In [1]:
#!/usr/bin/env python
import numpy as np
import pandas as pd
import scipy as sp
from scipy import stats

import matplotlib
import matplotlib.pyplot as plt
import matplotlib.dates as mdates
pd.set_option('display.max_rows', None)

In [2]:
# Reading data
filename = 'KTUS.csv'

In [3]:
# Read the data into a pandas dataframe, and define columns, header and index
df = pd.read_csv(filename, sep = ',',index_col='Date_Time',skiprows=7,
        names =['Station_ID','Date_Time',
                'air_temp_set_1_F','dew_point_temperature_set_1_F','precip_accum_one_hour_set_1_Inches',
                'dew_point_temperature_set_1d_F'])

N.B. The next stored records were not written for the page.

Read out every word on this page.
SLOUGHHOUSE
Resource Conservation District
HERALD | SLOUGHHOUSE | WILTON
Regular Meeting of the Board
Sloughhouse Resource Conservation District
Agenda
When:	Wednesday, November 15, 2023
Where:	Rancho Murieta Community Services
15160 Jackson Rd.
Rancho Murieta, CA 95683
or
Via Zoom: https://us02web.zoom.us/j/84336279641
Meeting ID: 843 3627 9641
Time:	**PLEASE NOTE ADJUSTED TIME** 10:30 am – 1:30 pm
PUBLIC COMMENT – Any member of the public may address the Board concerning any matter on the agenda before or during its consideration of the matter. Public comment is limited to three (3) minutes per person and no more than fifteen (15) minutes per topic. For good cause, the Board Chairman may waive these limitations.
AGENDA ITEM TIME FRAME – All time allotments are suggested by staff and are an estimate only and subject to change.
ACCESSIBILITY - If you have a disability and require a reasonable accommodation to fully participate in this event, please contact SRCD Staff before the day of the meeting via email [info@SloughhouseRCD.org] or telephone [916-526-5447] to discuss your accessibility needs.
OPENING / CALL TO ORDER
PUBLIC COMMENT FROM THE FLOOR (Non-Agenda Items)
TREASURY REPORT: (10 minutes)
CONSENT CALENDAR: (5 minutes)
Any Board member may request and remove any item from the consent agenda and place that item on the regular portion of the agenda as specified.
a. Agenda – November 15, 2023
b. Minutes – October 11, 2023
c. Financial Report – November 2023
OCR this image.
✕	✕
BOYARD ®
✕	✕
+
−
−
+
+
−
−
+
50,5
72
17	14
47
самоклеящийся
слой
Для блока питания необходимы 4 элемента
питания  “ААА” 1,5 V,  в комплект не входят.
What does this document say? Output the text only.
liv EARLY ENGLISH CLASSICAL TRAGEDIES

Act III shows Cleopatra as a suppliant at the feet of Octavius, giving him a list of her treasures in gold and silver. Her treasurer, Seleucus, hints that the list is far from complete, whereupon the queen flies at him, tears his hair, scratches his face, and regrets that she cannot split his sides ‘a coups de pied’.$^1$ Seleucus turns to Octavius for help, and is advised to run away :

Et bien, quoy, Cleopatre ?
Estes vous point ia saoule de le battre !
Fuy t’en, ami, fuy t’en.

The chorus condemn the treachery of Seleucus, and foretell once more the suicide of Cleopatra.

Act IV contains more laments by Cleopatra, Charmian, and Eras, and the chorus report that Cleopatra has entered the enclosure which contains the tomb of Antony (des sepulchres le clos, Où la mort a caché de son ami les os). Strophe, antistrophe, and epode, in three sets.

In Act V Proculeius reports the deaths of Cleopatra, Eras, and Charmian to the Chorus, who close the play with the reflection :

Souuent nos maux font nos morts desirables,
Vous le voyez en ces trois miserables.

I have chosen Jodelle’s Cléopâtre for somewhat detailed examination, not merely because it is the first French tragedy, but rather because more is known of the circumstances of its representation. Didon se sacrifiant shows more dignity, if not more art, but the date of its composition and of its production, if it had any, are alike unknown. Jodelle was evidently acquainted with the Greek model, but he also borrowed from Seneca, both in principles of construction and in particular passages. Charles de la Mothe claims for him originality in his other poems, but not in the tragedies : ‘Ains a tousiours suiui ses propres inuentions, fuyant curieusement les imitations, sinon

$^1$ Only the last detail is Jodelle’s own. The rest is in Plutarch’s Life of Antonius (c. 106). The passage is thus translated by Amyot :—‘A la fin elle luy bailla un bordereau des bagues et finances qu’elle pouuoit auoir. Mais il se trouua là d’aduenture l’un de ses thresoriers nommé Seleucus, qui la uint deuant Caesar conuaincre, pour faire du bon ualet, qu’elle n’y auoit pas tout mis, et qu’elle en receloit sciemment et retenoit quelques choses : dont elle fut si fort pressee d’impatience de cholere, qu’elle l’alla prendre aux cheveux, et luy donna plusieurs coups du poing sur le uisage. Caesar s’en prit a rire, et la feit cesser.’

# Rename columns, and index
df.columns = ['Station_ID','Air_Temp_F','Dewpoint_Temp_F','Precip_1Hour_Accum_Inches',
                'Dewpoint_Temp_set2_F']

# Set index data type to a DateTime object
df.index = pd.to_datetime(df.index)

In [4]:
# Make numpy lists of the data
Hour       = df.index.hour.tolist()
Station_ID = df.Station_ID.values.tolist()
Air_Temp_F = df.Air_Temp_F.values.tolist()
Precip_1Hour_Accum_Inches = df.Precip_1Hour_Accum_Inches.values.tolist()
Dewpoint_Temp_F = df.Dewpoint_Temp_set2_F.values.tolist()

In [5]:
# Calculating some basic properites
print(min(Air_Temp_F)) # np.min(Air_Temp_F) or Air_Temp_F.min()
print(max(Air_Temp_F)) # np.max(Air_Temp_F) or Air_Temp_F.max()
print(np.mean(Air_Temp_F))
print(np.std(Air_Temp_F))
print(stats.skew(Air_Temp_F))
print(stats.kurtosis(Air_Temp_F))

68.0
107.6
85.41520746432492
8.875432869627222
0.40619592098807733
-0.582210333914496


In [6]:
# Making and empty list to add the 
# index values I'm interested in to
ilist = []

# Loop over the length of the flow list
# and adding the index value to the ilist
# if it meets a specified criteria
# use and / or for multple conditions
for i in range(len(Air_Temp_F)):
        if Air_Temp_F[i] > 85 and 6 < Hour[i] < 18 :
                ilist.append(i)

# see how many times the criteria was met by checking the length
# of the index list that was generated
print(len(ilist),' of ',len(Air_Temp_F))

786  of  9110


In [7]:
# Do the same for loop but in one line 
ilist2 = [i for i in range(len(Air_Temp_F)) if Air_Temp_F[i] > 75 and 6 < Hour[i] < 18 ]
print(len(ilist2),' of ',len(Air_Temp_F))

3558  of  9110


In [8]:
# Extract the data that met the criteria
# This  subset of data is just the elements identified 
# in the ilist
subset  = [Air_Temp_F[j] for j in ilist]

In [9]:
# take a random sample of the data 
random_sample = np.random.choice(Air_Temp_F,size=len(subset))

In [11]:
# perfrom a t-test on the >75F subset versus the random sample
statistic, pvalue = stats.ttest_ind(a=subset, b=random_sample, equal_var=True)
print('statistic',statistic,'pvalue',pvalue)

statistic 11.811618620616914 pvalue 6.623899453845563e-31